Hirsch6 years ago

Hope you are seeing an oncologist who treats predominantly PCA

He or she can present you options from which you can choose.

Good luck. 👍

tango656 years ago

This is a recent article about biochemical failure and PSA bounce after brachytherapy.

ncbi.nlm.nih.gov/pmc/articl...

I quote:

"Several guidelines for follow-up after BT for prostate cancer have been described [17, 18]. However, these studies do not mention the factors that distinguish biochemical failure from PSA bounce. When we observe a PSA level of ≥2 ng/ml above the nadir, we check for the presence or absence of recurrence lesions by imaging diagnostic methods, including CT and bone scan. If the increase in PSA levels continues without detectable recurrence lesions, we discuss whether we are observing biochemical failure or PSA bounce, and whether salvage treatment is needed. In this study, the median duration from the date of PSA bounce +2 to the date when the PSA level decreased was 4.5 months, while the maximum duration was 1 year. Sagalovich et al. evaluated the impact of timing of androgen deprivation therapy on survival in a cohort of patients with biochemical failure after BT for prostate cancer [19], but identified no significant difference in survival between immediate and delayed salvage hormonal therapy. The median delay till salvage androgen deprivation therapy in their study was 19 months. We found that a 1-year follow-up after increasing PSA level of ≥2 ng/ml above the nadir with no evidence of proven recurrence did not affect the prognosis of prostate cancer patients. In addition, the time to onset was significantly earlier in PSA bounce +2 than in biochemical failure, as mentioned in other reports mentioned [10–12]. Therefore, 1 year of additional follow-up was useful for distinguishing between biochemical failure and PSA bounce in cases of an increasing PSA level to ≥2 ng/ml above the nadir in patients who were young, had a short time to onset and no evidence of proven recurrence.

"

The results of the Axumin scan will indicate what treatment to follow and when. If there is metastatic disease ADT seems indicated along with Zytiga or chemo (treatments proven to provide a survival benefit in hormone sensitive metastatic prostate cancer). If the metastases are in the lymph nodes only, some may consider radiation or extensive disection. Another possibility could be treatment with Lu 177 PSMA.

Davidl39406 years ago

MO at MD Anderson said he would start ADT at 1.0 and continue for some period. I don’t know how low but he liked to give body a holiday to reduce long term issues of heart disease, bone loss , diabetes, etc.

Hidden6 years ago

That’s a decision that should lie in the hands of a Medical Oncologist who specializes in Advanced Prostate Cancer. We are all different with scope of disease. I have an opinion based on my seeds with 25 sessions of IMRT back in 2003. My PSA never really came down and within 10 or so months, PSA rose dramatically to 32.4 with mets to L2 & T3. I immediately has a Lupron injection and after consulting with my two Radiation Oncologists, I followed their advice. Within six weeks, I started a six month chemotherapy-hormone therapy trial. For me, that did the trick and I have been undetectable ever since. I stopped Lupron/Eligard in February 2010.
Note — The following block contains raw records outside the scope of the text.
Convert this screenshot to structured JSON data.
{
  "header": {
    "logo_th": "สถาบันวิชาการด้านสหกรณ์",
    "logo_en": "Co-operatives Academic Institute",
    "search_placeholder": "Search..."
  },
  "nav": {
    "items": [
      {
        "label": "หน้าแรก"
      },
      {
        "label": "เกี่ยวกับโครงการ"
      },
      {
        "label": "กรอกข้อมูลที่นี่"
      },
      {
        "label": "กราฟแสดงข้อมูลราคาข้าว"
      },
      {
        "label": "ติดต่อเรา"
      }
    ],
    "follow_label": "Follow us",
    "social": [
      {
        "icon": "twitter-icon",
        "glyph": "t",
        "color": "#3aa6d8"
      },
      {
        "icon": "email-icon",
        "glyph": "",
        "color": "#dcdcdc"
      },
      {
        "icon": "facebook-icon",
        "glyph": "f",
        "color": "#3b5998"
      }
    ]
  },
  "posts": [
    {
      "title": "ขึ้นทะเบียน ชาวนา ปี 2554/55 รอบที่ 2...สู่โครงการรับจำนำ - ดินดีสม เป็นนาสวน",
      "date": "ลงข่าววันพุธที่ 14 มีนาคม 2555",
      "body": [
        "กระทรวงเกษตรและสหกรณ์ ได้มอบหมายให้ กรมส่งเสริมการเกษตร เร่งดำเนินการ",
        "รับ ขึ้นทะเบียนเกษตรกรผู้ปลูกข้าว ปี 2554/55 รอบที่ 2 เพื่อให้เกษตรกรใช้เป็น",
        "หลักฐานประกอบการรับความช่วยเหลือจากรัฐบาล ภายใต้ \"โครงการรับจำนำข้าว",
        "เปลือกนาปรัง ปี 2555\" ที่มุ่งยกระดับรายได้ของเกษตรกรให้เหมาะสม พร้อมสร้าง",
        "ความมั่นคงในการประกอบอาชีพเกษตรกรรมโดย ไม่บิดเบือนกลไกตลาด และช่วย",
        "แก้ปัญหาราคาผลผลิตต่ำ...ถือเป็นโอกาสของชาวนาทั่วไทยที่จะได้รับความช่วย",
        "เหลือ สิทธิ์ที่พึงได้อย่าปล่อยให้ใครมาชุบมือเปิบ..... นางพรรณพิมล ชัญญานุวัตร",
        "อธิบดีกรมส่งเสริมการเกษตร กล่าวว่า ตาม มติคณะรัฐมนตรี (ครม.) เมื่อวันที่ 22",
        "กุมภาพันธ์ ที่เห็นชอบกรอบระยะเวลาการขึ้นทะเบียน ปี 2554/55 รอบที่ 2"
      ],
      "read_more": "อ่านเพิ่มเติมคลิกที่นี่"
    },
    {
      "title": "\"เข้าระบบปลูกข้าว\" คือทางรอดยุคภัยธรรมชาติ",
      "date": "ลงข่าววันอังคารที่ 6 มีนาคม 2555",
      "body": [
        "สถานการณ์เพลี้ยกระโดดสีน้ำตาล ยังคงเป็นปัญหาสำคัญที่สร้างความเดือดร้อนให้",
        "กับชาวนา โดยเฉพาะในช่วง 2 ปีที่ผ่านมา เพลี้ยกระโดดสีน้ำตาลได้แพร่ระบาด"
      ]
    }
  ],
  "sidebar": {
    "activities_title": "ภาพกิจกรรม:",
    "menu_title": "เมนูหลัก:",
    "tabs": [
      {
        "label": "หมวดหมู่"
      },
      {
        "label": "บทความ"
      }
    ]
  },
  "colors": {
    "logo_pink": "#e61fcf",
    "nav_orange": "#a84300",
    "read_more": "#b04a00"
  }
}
Good luck. Listen to a pro and kick the bastard.

Gourd Dancer

JimVanHorn6 years ago

In 2007 my PSA went to 7, 16, then 26 every 3 months. My Oncologist suggested 42 radiations. Then my PSA went down to 2.4 for about 4 years, but in 2011 it was at 27 and I had a bone scan. The cancer had metastasized, so I had 30 more radiations, started Lupron, and used Casodex for 6 weeks because of testosterone spikes. I stayed on Lupron (Eligard, generic) for 6 and 1/2 years. In June of this year I stopped Lupron and my PSA has been 0.00 and the Doctor said I am cancer free. Now I am on active surveillance to see if it really is gone. Remember each of us has different cancers, in different parts of the prostate, different insurance, and different Doctors, so we make our own decisions. Ask several doctors and get different opinions.

MichaelDD6 years ago

I was diagnosed in March 2016. PSA 12. Gleason 8.

DaVinci removal in June 2016. First PSA after August .024 . Mid October 2016 before 39 sessions radiation to begin .042. Finished radiation December PSA after .080 (January '17) . Since then I have doubling time of appx 4.2 months. Three body scans nothing. This month 1.70 . No HT yet for me. Now that I'm single digit will re examine after GA68-PSMA this month.

Quality of life to this point was critical factor in his/my decision.

charlesmeyers19646 years ago

do u realize that the average male carries a psa from 0-4.0 so what are u worrying about. once the gleason score is made then u do treatment immediately but in your case have a drink and relax

dac500 in reply to charlesmeyers19646 years ago

When I was first diagnosed by a biopsy, my PSA was 3.4. There are many cases where men with PSA 2.0 are diagnosed with very aggressive cancer and many of them die from their cancer.

If prostate cancer is successfully treated with removal, the PSA should remain undetectable. Even a small increase in PSA indicates there are cancer cells still in the body producing PSA.

After successful radiation treatment, PSA may not become undetectable but should settle down to a small value after a few years.

After my brachytherapy, my PSA went down to 0.1 in two years. But after 5 years it increased to 1.5, when cancerous extra-capsular nodule was detected by another biopsy. When this was treated with cyberknife and ADT, my PSA became undetectable (<0.1) and stayed there for about a year. Then it started quite rapidly. In nine months, it has gone from undetectable to 1.8. The rate at which it is increased, it must have exceeded 2.1 by now. According to acceptable definition of Bio Chemical Recurrence (BCR) of nadir(lowest PSA after primary RT) + 2.0, I have BCR. Now I am going to have Axumin PT/CT scan to find out whether I have clinically detectable cancer. How much I have to worry, would depend on the result of the scan.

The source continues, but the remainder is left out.